Exemplo 1 — Cálculo simples. Imóvel comprado por R$ 300.000, valor venal de referência de R$ 285.000, alíquota de 2%. Prevalece o maior valor (R$ 300.000). ITBI = 300.000 × 0,02 = R$ 6.000.
Exemplo 2 — Quando a prefeitura cobra mais. Compra por R$ 400.000, mas o valor venal de referência é R$ 450.000, com alíquota de 3%. A guia sai por 450.000 × 0,03 = R$ 13.500, e não pelos R$ 12.000 que você esperava. Diferença de R$ 1.500 — que pode ser contestada administrativamente com base no Tema 1.113 do STJ, se o preço declarado for real.
Exemplo 3 — Financiamento no SFH com alíquota reduzida. Imóvel de R$ 350.000, com R$ 280.000 financiados dentro do SFH e alíquota reduzida de 0,5% sobre a parte financiada e 3% sobre o restante:
Exemplo 4 — Isenção parcial em programa habitacional. Alguns municípios reduzem ou isentam o ITBI em unidades do Minha Casa Minha Vida faixa 1 e 2. Em um imóvel de R$ 200.000 com redução de 50% e alíquota de 2%, o imposto cai de R$ 4.000 para R$ 2.000.
Quanto o ITBI pesa no custo total. Considerando um imóvel de R$ 400.000, os custos de transferência ficam aproximadamente assim:
| Item | Valor aproximado |
|---|---|
| ITBI (3%) | R$ 12.000 |
| Escritura pública | R$ 3.500 |
| Registro na matrícula | R$ 3.000 |
| Total | ~R$ 18.500 (4,6%) |
Em compras financiadas não há escritura em tabelionato (o contrato do banco a substitui), o que reduz um pouco o total. Mas a regra de bolso é reservar de 4% a 5% do valor do imóvel para custos de transferência.
Para pedir isenção ou revisão da base, o caminho é o protocolo administrativo no portal da prefeitura, com contrato, matrícula, laudo ou fotos que comprovem o estado do imóvel e documentos de renda quando o benefício for social.
O prazo varia por município, mas a lógica é comum: o ITBI deve ser pago antes da lavratura da escritura e do registro. Muitas cidades adotam prazos de 15 a 30 dias contados da assinatura do contrato ou da emissão da guia.
O pagamento é feito por boleto ou DAM emitido online.

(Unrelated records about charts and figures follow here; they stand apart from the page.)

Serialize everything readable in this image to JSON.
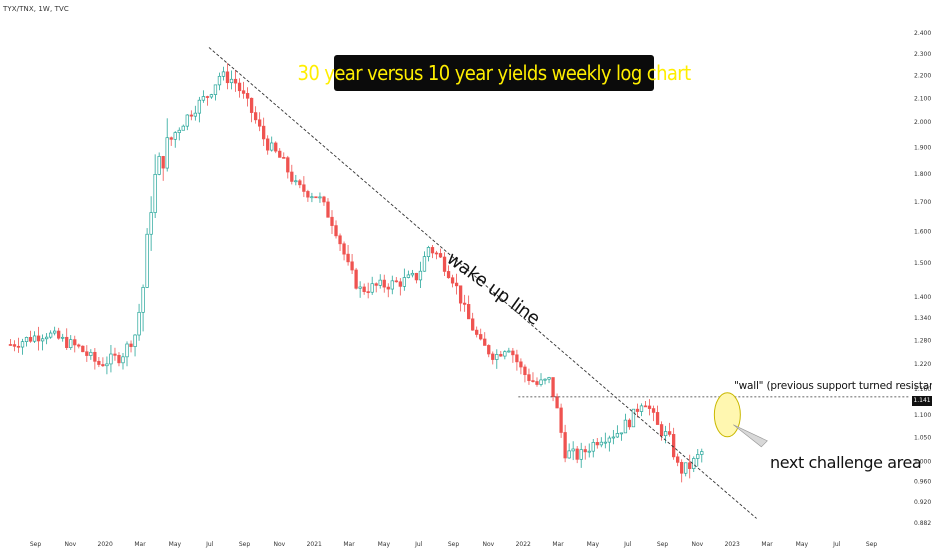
{
  "chart_data": {
    "type": "candlestick",
    "symbol_label": "TYX/TNX, 1W, TVC",
    "title": "30 year versus 10 year yields weekly log chart",
    "y_scale": "log",
    "ylim": [
      0.88,
      2.4
    ],
    "y_ticks": [
      "2.400",
      "2.300",
      "2.200",
      "2.100",
      "2.000",
      "1.900",
      "1.800",
      "1.700",
      "1.600",
      "1.500",
      "1.400",
      "1.340",
      "1.280",
      "1.220",
      "1.160",
      "1.100",
      "1.050",
      "1.000",
      "0.960",
      "0.920",
      "0.882"
    ],
    "x_ticks": [
      "Sep",
      "Nov",
      "2020",
      "Mar",
      "May",
      "Jul",
      "Sep",
      "Nov",
      "2021",
      "Mar",
      "May",
      "Jul",
      "Sep",
      "Nov",
      "2022",
      "Mar",
      "May",
      "Jul",
      "Sep",
      "Nov",
      "2023",
      "Mar",
      "May",
      "Jul",
      "Sep"
    ],
    "current_value": "1.141",
    "grid": false,
    "up_color": "#26a69a",
    "down_color": "#ef5350",
    "trendline": {
      "label": "wake up line",
      "from": [
        2020.5,
        2.33
      ],
      "to": [
        2023.12,
        0.89
      ]
    },
    "horizontal_line": {
      "label": "\"wall\" (previous support turned resistance)",
      "value": 1.141
    },
    "annotation_region": {
      "label": "next challenge area",
      "center": [
        2022.98,
        1.1
      ]
    },
    "path_points": [
      [
        2019.55,
        1.27
      ],
      [
        2019.72,
        1.3
      ],
      [
        2019.88,
        1.26
      ],
      [
        2019.97,
        1.22
      ],
      [
        2020.08,
        1.24
      ],
      [
        2020.15,
        1.3
      ],
      [
        2020.19,
        1.45
      ],
      [
        2020.23,
        1.75
      ],
      [
        2020.27,
        1.85
      ],
      [
        2020.33,
        1.95
      ],
      [
        2020.42,
        2.05
      ],
      [
        2020.5,
        2.12
      ],
      [
        2020.55,
        2.2
      ],
      [
        2020.62,
        2.18
      ],
      [
        2020.7,
        2.05
      ],
      [
        2020.77,
        1.92
      ],
      [
        2020.85,
        1.85
      ],
      [
        2020.92,
        1.75
      ],
      [
        2021.02,
        1.72
      ],
      [
        2021.1,
        1.62
      ],
      [
        2021.17,
        1.48
      ],
      [
        2021.22,
        1.42
      ],
      [
        2021.3,
        1.43
      ],
      [
        2021.4,
        1.44
      ],
      [
        2021.5,
        1.46
      ],
      [
        2021.55,
        1.55
      ],
      [
        2021.6,
        1.52
      ],
      [
        2021.67,
        1.45
      ],
      [
        2021.73,
        1.35
      ],
      [
        2021.8,
        1.27
      ],
      [
        2021.87,
        1.24
      ],
      [
        2021.93,
        1.27
      ],
      [
        2022.0,
        1.2
      ],
      [
        2022.07,
        1.17
      ],
      [
        2022.13,
        1.18
      ],
      [
        2022.17,
        1.1
      ],
      [
        2022.2,
        1.02
      ],
      [
        2022.27,
        1.01
      ],
      [
        2022.37,
        1.05
      ],
      [
        2022.45,
        1.06
      ],
      [
        2022.52,
        1.09
      ],
      [
        2022.58,
        1.14
      ],
      [
        2022.65,
        1.07
      ],
      [
        2022.7,
        1.05
      ],
      [
        2022.75,
        0.98
      ],
      [
        2022.8,
        0.99
      ],
      [
        2022.86,
        1.02
      ]
    ]
  },
  "colors": {
    "background": "#ffffff",
    "title_bg": "#0b0b0b",
    "title_fg": "#ffee00",
    "circle_fill": "#fff7b0",
    "circle_stroke": "#c9b800"
  }
}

Algumas prefeituras permitem parcelamento, geralmente com a condição de que o registro só aconteça após a quitação total.
O atraso gera multa (na faixa de 2% a 20% dependendo do município), juros e correção monetária. O maior risco, porém, não é financeiro: sem registro, você não tem a propriedade e fica exposto a penhoras, dívidas e até a uma segunda venda do mesmo imóvel.
É possível pedir restituição quando o negócio é desfeito antes do registro, quando houve pagamento em duplicidade ou quando a base de cálculo utilizada foi maior que a devida.
O ITBI incide sobre o valor financiado ou sobre o valor total? Sobre o valor total da transmissão. O financiamento apenas define, em alguns municípios, qual parcela recebe alíquota reduzida.
Dá para negociar o pagamento com o vendedor? Sim, é livre entre as partes, mas o contribuinte perante o fisco continua sendo o definido em lei — normalmente o comprador.
Quem paga em imóvel na planta comprado da construtora? O comprador, no momento da transmissão da propriedade da unidade.
O ITBI pode ser abatido no Imposto de Renda? Não é dedutível, mas pode ser somado ao custo de aquisição na sua declaração, reduzindo o ganho de capital em uma venda futura. Guarde o comprovante.
Existe simulador oficial? Vários municípios disponibilizam cálculo automático no portal da Secretaria da Fazenda ao informar a inscrição imobiliária. Prefira sempre o simulador oficial da sua cidade.
E se a prefeitura cobrar acima do preço de compra? Protocole pedido de revisão da base de cálculo, anexando o contrato e provas do valor real. Se o pedido for negado, é possível discutir judicialmente, com apoio de um advogado.